One way that is important is to work through many examples of concepts, and as you do so, to connect them to the theory.
Just learning the theorems, and the various syllogisms etc. that connect them, is not sufficient (for most students) to yield a real understanding.
Similar, just working problems in (mental) isolation, is not sufficient. You have to think of the problems as a guide to developing your understanding of the theory, and at the same time, use the theory as a guide to understanding the various examples provided in the problems. When you see a phenomenon in an example, see if you can relate it to one of the concepts defined in the theory. If you make a computation, see if you can abstract it --- perhaps the conclusion of the computation has a more theoretical explanation, in terms of some of the concepts involved in the theory you are studying.
(E.g. in an analysis book, in an exercise you may prove various inequalities in some context. You should try to think whether there is some underlying phenomenon that explains them all; e.g. maybe there is a linear operator in the background, and the various inequalities are a consequence of it being bounded, or maybe bounded with bounded inverse, or maybe compact, or ... .)
When you read or listen to a lecture on the subject you are trying to understand, say analysis, and the text/lecturer says "Consider a measure space $X$", you don't want the letter $X$ to appear in your head. What you want in your head is all your cumulative experience with measure spaces, all the different measure spaces you know, the properties each of them do and don't satisfy, and so on. As the lecture/text continues, the examples you are holding in your mind should change in a fluid way as various hypotheses are imposed or removed. In this way, you should be following the argument in a conceptual manner, and so hopefully understand the various steps, what their meaning and consequences are, why they are being applied, and how they are furthering the argument.

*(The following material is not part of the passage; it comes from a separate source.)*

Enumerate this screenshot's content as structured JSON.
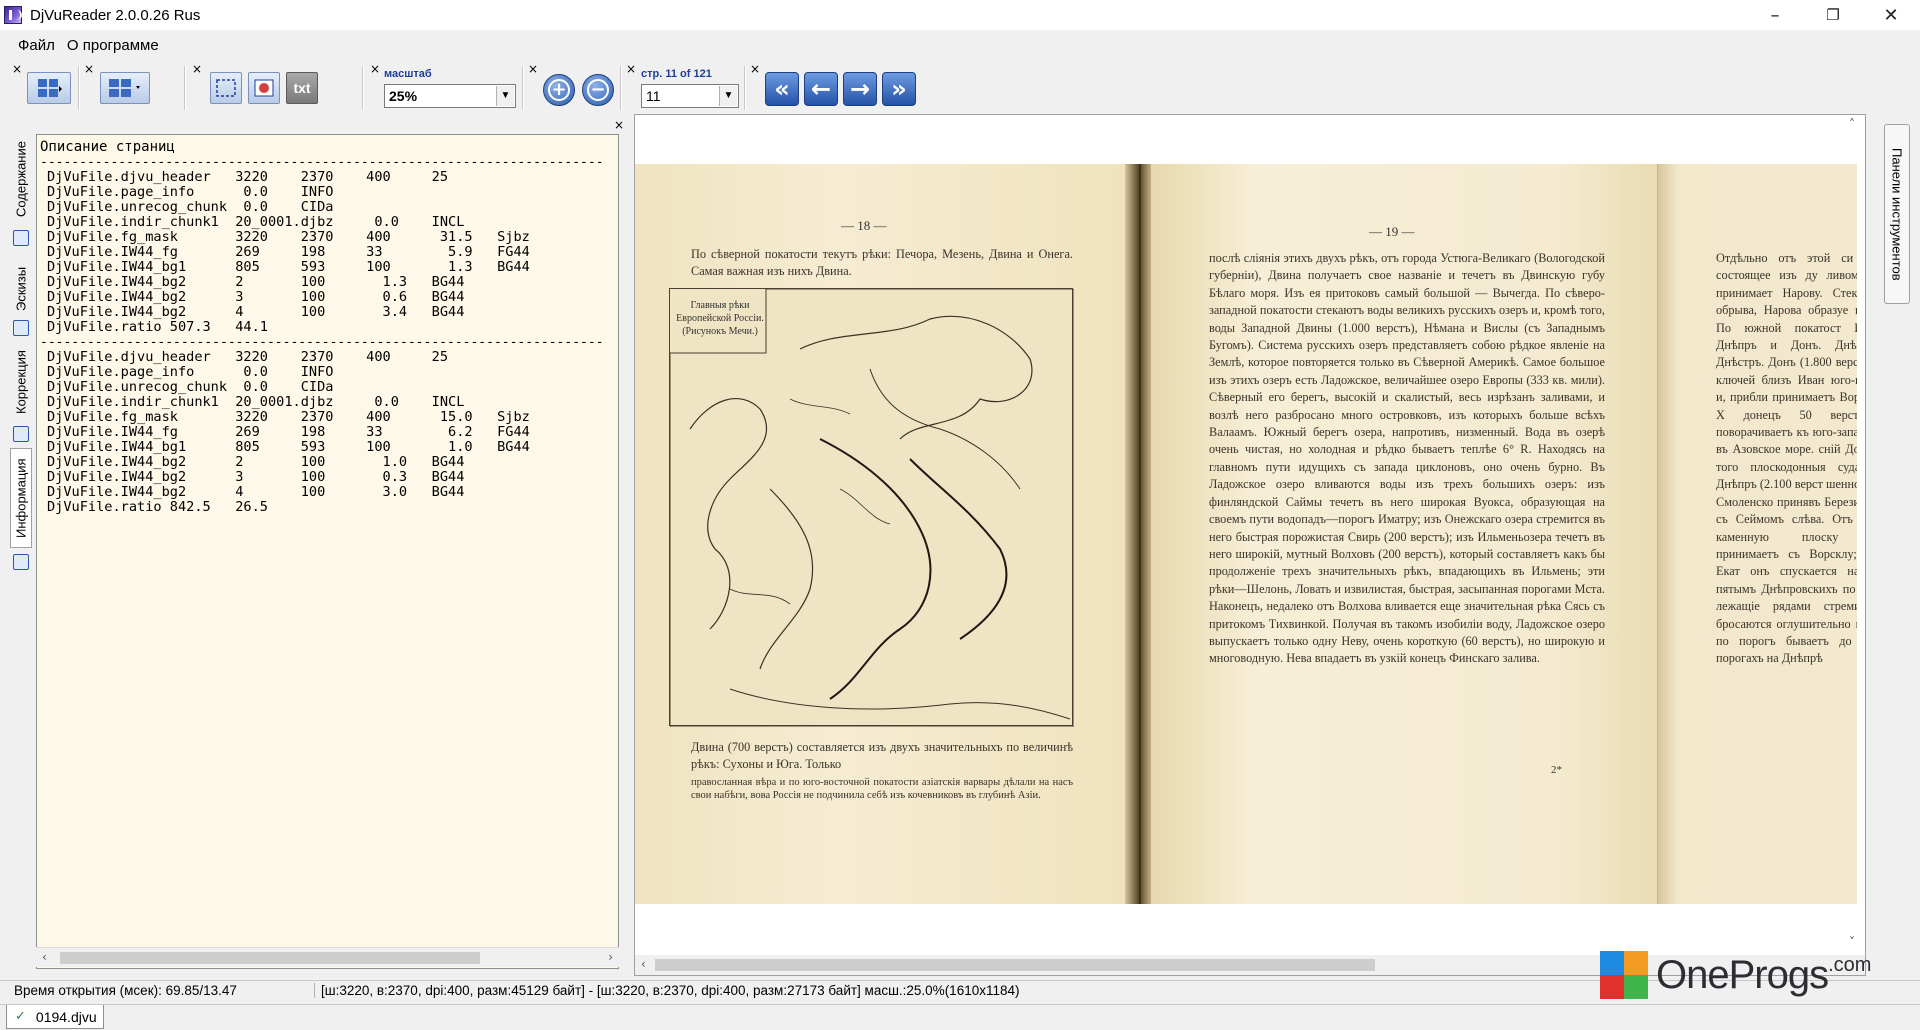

This doesn't have to happen literally; for those with a lot of mathematical experience it's almost subconscious; until the lecturer they are listening to states something false, at which point the experienced members of the audience can immediately call out a counterexample --- because they have an intimate grasp of the properties and key example of the objects being discussed, and so can immediately recognize if the lecturer oversteps the bounds of reality, and produce an example illustrating this.
When you are beginner, you need to do this in a more conscious, and probably slower, way. As you read the statements of theorems, write down examples you know of that satisfy the hypothesis. Do your best to check, using the tools you know, that they satisfy the conclusion. Already this may help give you a sense of the difficulty of the statement. Sometimes your check will actually not use the particular properties of your example, and you will discover the general proof; other times this won't be the case, and then you will realize that there are logical connections out there that you can't see yet, and so (as you begin to study the proof) you can try to look for where these connections are being made. Then you can go back to your example: is the theorem easier to verify for your example than in the general case? Why? What properties does your example have that aren't hypotheses of the theorem? Can you state an easier, or maybe different, theorem that is more tailored to your example?
The more you do this, the more intuitive it becomes, until eventually it becomes an automatic process, indeed probably the dominant process, in your reading and listening to mathematics. At that point as you listen to or read a proof, you understand in a deep way how the pieces of the argument fit together and what their role is, which is the kind of understanding Poincare is describing.
Solution 5:
Not an answer but more of an extended comment: I tell my students to forget the textbook at first, just try to solve the exercises/problems and then if you get stuck at a problem then go read the textbook. It is a deliberate exaggeration but the point is that reading a book or article will give one a false sense of understanding. Only when we get stuck and discover we don't know how to use the book results then and only then we start real understanding.